A recent study has revealed that transposable elements could be a new target for cancer immunotherapy. The work, published in Nature Genetics, shows how dormant transposable elements can come alive in tumours and produce transcripts not found in non-cancerous cells.
Jumping genes
Transposable genetic elements are common features in the genome, found across species from bacteria to humans. These small sections of genetic material are mobile and can move around and across genomes. However, in humans, most of these elements are dormant. It has been reported in recent years that epigenetic dysregulation in cancer cells can lead to the reactivation of transposable promoters, causing erroneous gene expression not seen in healthy cells. In addition, these mobile elements can be transcribed alongside protein-coding DNA, leading to the production of unique chimeric transcripts found only in tumours, making them a perfect drug target.
Immunotherapy, a revolutionary treatment approach that turns the immune system against the disease, typically targets proteins exclusively produced in cancer cells in order to avoid killing healthy tissue. Therefore, these unique transposable transcripts, should they be found as antigens on the surface of a cancer cell, could be used as a target for immunotherapies. However, a comprehensive screening of cancer cells has not yet taken place to assess the feasibility of this approach. The current study aimed to combat this, using The Cancer Genome Atlas (TCGA) to find targetable antigens containing transposable DNA.
Unique transcripts
The study used data from the TCGA, consisting of over 20,000 cancer genomes from 33 different tumour types. The researchers found over 1,000 transposable elements that had the potential to be “exapted” – transcribed following reactivation of cryptic promoters. These transposable elements were transcribed in tandem with regular protein-coding DNA, leading to the formation of the aforementioned unique transcripts that are subsequently translated into protein.

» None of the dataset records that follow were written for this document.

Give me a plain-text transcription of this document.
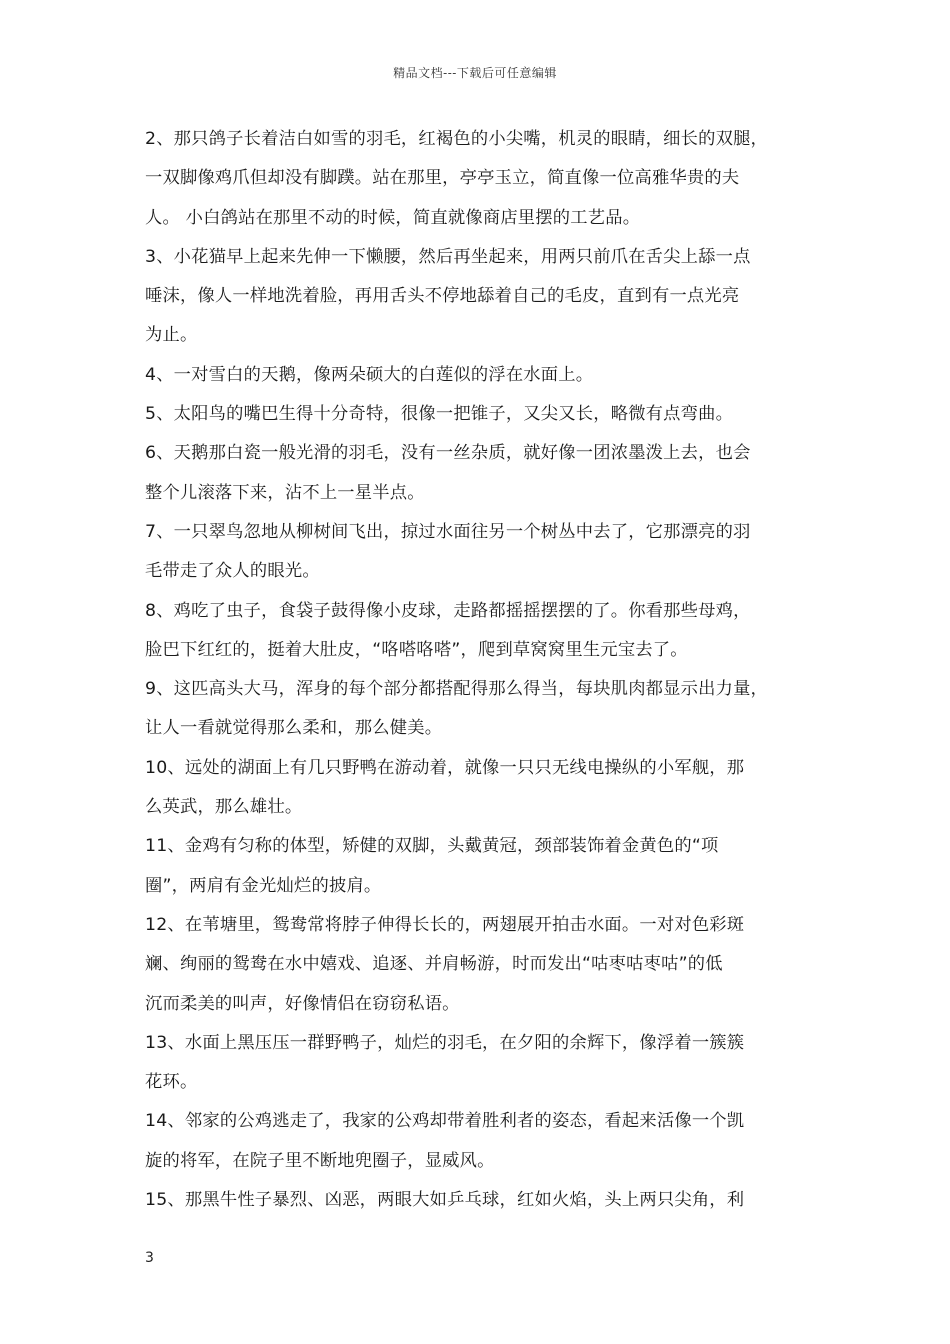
精品文档---下载后可任意编辑
2、那只鸽子长着洁白如雪的羽毛，红褐色的小尖嘴，机灵的眼睛，细长的双腿，
一双脚像鸡爪但却没有脚蹼。站在那里，亭亭玉立，简直像一位高雅华贵的夫
人。 小白鸽站在那里不动的时候，简直就像商店里摆的工艺品。
3、小花猫早上起来先伸一下懒腰，然后再坐起来，用两只前爪在舌尖上舔一点
唾沫，像人一样地洗着脸，再用舌头不停地舔着自己的毛皮，直到有一点光亮
为止。
4、一对雪白的天鹅，像两朵硕大的白莲似的浮在水面上。
5、太阳鸟的嘴巴生得十分奇特，很像一把锥子，又尖又长，略微有点弯曲。
6、天鹅那白瓷一般光滑的羽毛，没有一丝杂质，就好像一团浓墨泼上去，也会
整个儿滚落下来，沾不上一星半点。
7、一只翠鸟忽地从柳树间飞出，掠过水面往另一个树丛中去了，它那漂亮的羽
毛带走了众人的眼光。
8、鸡吃了虫子，食袋子鼓得像小皮球，走路都摇摇摆摆的了。你看那些母鸡，
脸巴下红红的，挺着大肚皮，“咯嗒咯嗒”，爬到草窝窝里生元宝去了。
9、这匹高头大马，浑身的每个部分都搭配得那么得当，每块肌肉都显示出力量，
让人一看就觉得那么柔和，那么健美。
10、远处的湖面上有几只野鸭在游动着，就像一只只无线电操纵的小军舰，那
么英武，那么雄壮。
11、金鸡有匀称的体型，矫健的双脚，头戴黄冠，颈部装饰着金黄色的“项
圈”，两肩有金光灿烂的披肩。
12、在苇塘里，鸳鸯常将脖子伸得长长的，两翅展开拍击水面。一对对色彩斑
斓、绚丽的鸳鸯在水中嬉戏、追逐、并肩畅游，时而发出“咕枣咕枣咕”的低
沉而柔美的叫声，好像情侣在窃窃私语。
13、水面上黑压压一群野鸭子，灿烂的羽毛，在夕阳的余辉下，像浮着一簇簇
花环。
14、邻家的公鸡逃走了，我家的公鸡却带着胜利者的姿态，看起来活像一个凯
旋的将军，在院子里不断地兜圈子，显威风。
15、那黑牛性子暴烈、凶恶，两眼大如乒乓球，红如火焰，头上两只尖角，利
3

HLA-pulldown mass spectrometry revealed that these unique proteins often present as antigens on the surface of the cell. This was observed in 98% of the analysed samples and makes the proteins prime targets for immunotherapy. In many cases, these transcripts were found in multiple tumour types. These findings could pave the way for the creation of universal therapies to treat multiple cancer types.
Cancer vaccines could be the way forward
Given the unique genetic makeup of most tumours, finding common pathogenic mechanisms is vital. These findings point to new avenue for effective immune-based treatments by identifying novel targets that only exist in cancer cells and not their benign neighbours. The results could lay the groundwork for cancer vaccines, although the team acknowledge that there is still work to do.
Discussing the results, author Ting Wang noted: “With this analysis, we can envision the design of a cancer vaccine that targets the top five or top 10 most common tumor proteins that are caused by transposable elements. This type of vaccine is still just an idea, but we are excited about the potential, because these common targets could cover a large fraction of tumors. Much more work is necessary, but we are hopeful that this analysis can serve as a starting point for the development of effective immunotherapies across many more cancer types.”